See [Issues](https://github.com/hendrixx-cnc/AURA/issues) for full list.

## License

Licensed under Apache License 2.0 with a dual-license model for commercial use.

**Open Source (Free):**
- Individual developers
- Non-profit organizations
- Educational institutions
- Companies with annual revenue ≤ $5M
- Internal testing and evaluation (any company size)

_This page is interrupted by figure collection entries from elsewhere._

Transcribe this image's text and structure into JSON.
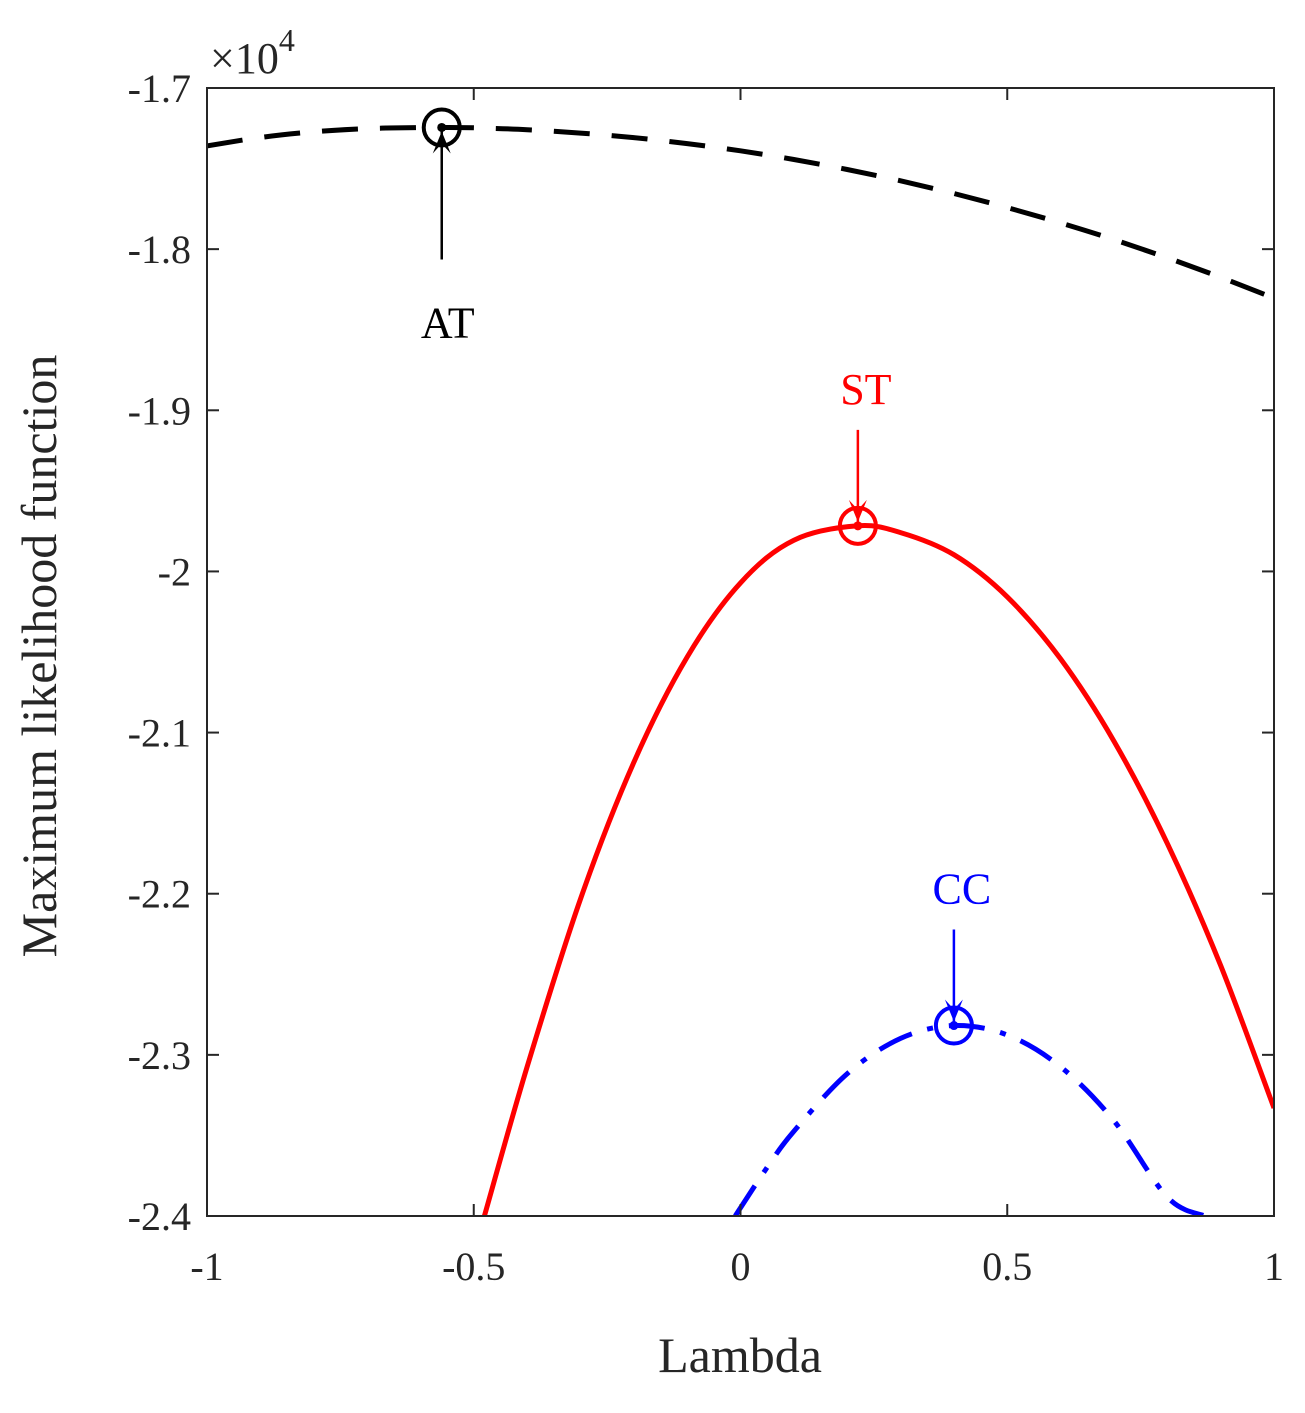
{
  "chart_data": {
    "type": "line",
    "title": "",
    "xlabel": "Lambda",
    "ylabel": "Maximum likelihood function",
    "y_multiplier": {
      "base": "×10",
      "exponent": "4"
    },
    "xlim": [
      -1,
      1
    ],
    "ylim": [
      -2.4,
      -1.7
    ],
    "xticks": [
      -1,
      -0.5,
      0,
      0.5,
      1
    ],
    "xtick_labels": [
      "-1",
      "-0.5",
      "0",
      "0.5",
      "1"
    ],
    "yticks": [
      -1.7,
      -1.8,
      -1.9,
      -2,
      -2.1,
      -2.2,
      -2.3,
      -2.4
    ],
    "ytick_labels": [
      "-1.7",
      "-1.8",
      "-1.9",
      "-2",
      "-2.1",
      "-2.2",
      "-2.3",
      "-2.4"
    ],
    "grid": false,
    "series": [
      {
        "name": "AT",
        "style": "dashed",
        "color": "#000000",
        "x": [
          -1,
          -0.9,
          -0.8,
          -0.7,
          -0.6,
          -0.56,
          -0.5,
          -0.4,
          -0.3,
          -0.2,
          -0.1,
          0,
          0.1,
          0.2,
          0.3,
          0.4,
          0.5,
          0.6,
          0.7,
          0.8,
          0.9,
          1
        ],
        "y": [
          -1.7359,
          -1.7307,
          -1.7272,
          -1.7252,
          -1.7245,
          -1.7245,
          -1.7247,
          -1.7259,
          -1.728,
          -1.7308,
          -1.7345,
          -1.739,
          -1.7444,
          -1.7506,
          -1.7576,
          -1.7655,
          -1.7742,
          -1.7837,
          -1.7941,
          -1.8054,
          -1.8175,
          -1.8304
        ],
        "peak": {
          "x": -0.56,
          "y": -1.7245
        }
      },
      {
        "name": "ST",
        "style": "solid",
        "color": "#ff0000",
        "x": [
          -0.48,
          -0.4,
          -0.3,
          -0.2,
          -0.1,
          0,
          0.1,
          0.22,
          0.3,
          0.4,
          0.5,
          0.6,
          0.7,
          0.8,
          0.9,
          1
        ],
        "y": [
          -2.4,
          -2.3075,
          -2.2033,
          -2.1185,
          -2.0531,
          -2.0071,
          -1.9806,
          -1.9717,
          -1.9759,
          -1.9896,
          -2.0158,
          -2.0543,
          -2.1053,
          -2.1688,
          -2.2446,
          -2.333
        ],
        "peak": {
          "x": 0.22,
          "y": -1.9717
        }
      },
      {
        "name": "CC",
        "style": "dashdot",
        "color": "#0000ff",
        "x": [
          -0.01,
          0.05,
          0.1,
          0.2,
          0.3,
          0.4,
          0.5,
          0.6,
          0.7,
          0.8,
          0.87
        ],
        "y": [
          -2.4,
          -2.3698,
          -2.3474,
          -2.3117,
          -2.2898,
          -2.2818,
          -2.2877,
          -2.3074,
          -2.3409,
          -2.3883,
          -2.4
        ],
        "peak": {
          "x": 0.4,
          "y": -2.2818
        }
      }
    ],
    "annotations": [
      {
        "label": "AT",
        "color": "#000000",
        "target": "AT"
      },
      {
        "label": "ST",
        "color": "#ff0000",
        "target": "ST"
      },
      {
        "label": "CC",
        "color": "#0000ff",
        "target": "CC"
      }
    ]
  }
}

**Commercial License (Required):**
- Public/production deployments by companies with revenue > $5M

See [LICENSE](LICENSE) for full details.

**Patent Notice:** This software implements patent-pending technology. Open source users receive a royalty-free patent license. See LICENSE for details.

## Contact

- **Author:** Todd Hendricks
- **Email:** todd@auraprotocol.org
- **Issues:** [GitHub Issues](https://github.com/hendrixx-cnc/AURA/issues)

## Acknowledgments

Built as a research project exploring specialized compression for AI communication. Inspired by the need for efficient AI-to-AI data exchange.

---

**Bottom Line:** AURA is an interesting experiment in specialized compression. It works well for specific use cases (structured, repetitive data), but it's not a drop-in replacement for general-purpose compressors. Evaluate it thoroughly with your own data before considering production use.